The opah, a classic medium-dense Hawaiian fish, has a strong deep-sea flavor. Sautéed with a panko-macadamia nut crust with lemon and capers, this is Duke’s most popular style for any fish. We found it to be too heavily breaded and not crispy enough. However, good marks go to the excellent rice pilaf that came with it, a well-seasoned mixture of white and wild rice with an intriguing flavor. We also loved the very fresh, crunchy Asian slaw, made with napa cabbage, bok choy, water chestnuts and cilantro, with a very light passion fruit dressing.

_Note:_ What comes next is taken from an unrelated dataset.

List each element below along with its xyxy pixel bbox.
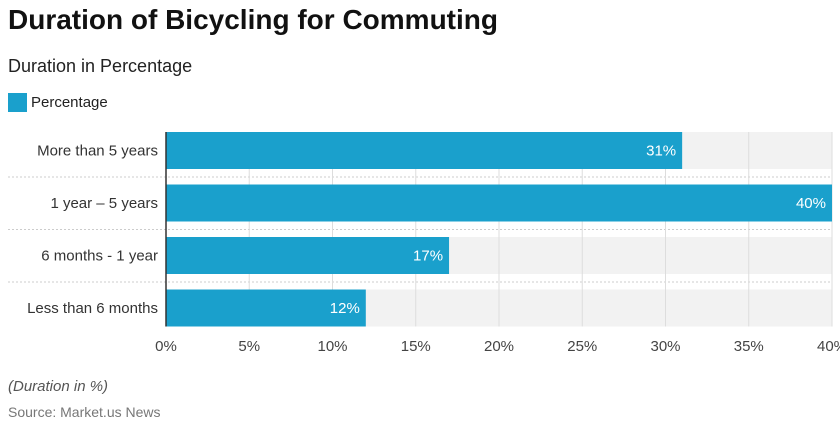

Our hands-down favorite of the evening was the firecracker ono, a delectable, delicate fish, brushed with a spicy tomato cumin aioli and roasted to perfection with a light bottom crust, then placed atop a mound of mashed potatoes that were themselves on top of a black bean and avocado salsa. The mashed potatoes modulated the spiciness of the fish, while the black bean relish added a totally new palate of flavors to the dish.

Our least favorite was the crispy coconut shrimp. The large shrimp were really good, but the coating was neither crispy nor had much coconut flavor. Again, it was the panko bread crumbs that weighed the shrimp down, and the taste of the fry oil was predominant.

Hulihuli chicken and mango barbecued spareribs are two other popular choices. Duke’s also features steaks and prime rib. There is a more casual, rather extensive bar menu as well.

The house signature dessert is hula pie with an Oreo cookie crust, a mountain of macadamia nut ice cream and a chocolate fudge topping. The light molten chocolate cake is filled with a very sweet chocolate sauce and served with a scoop of ice cream and a nice, tart guava coulis.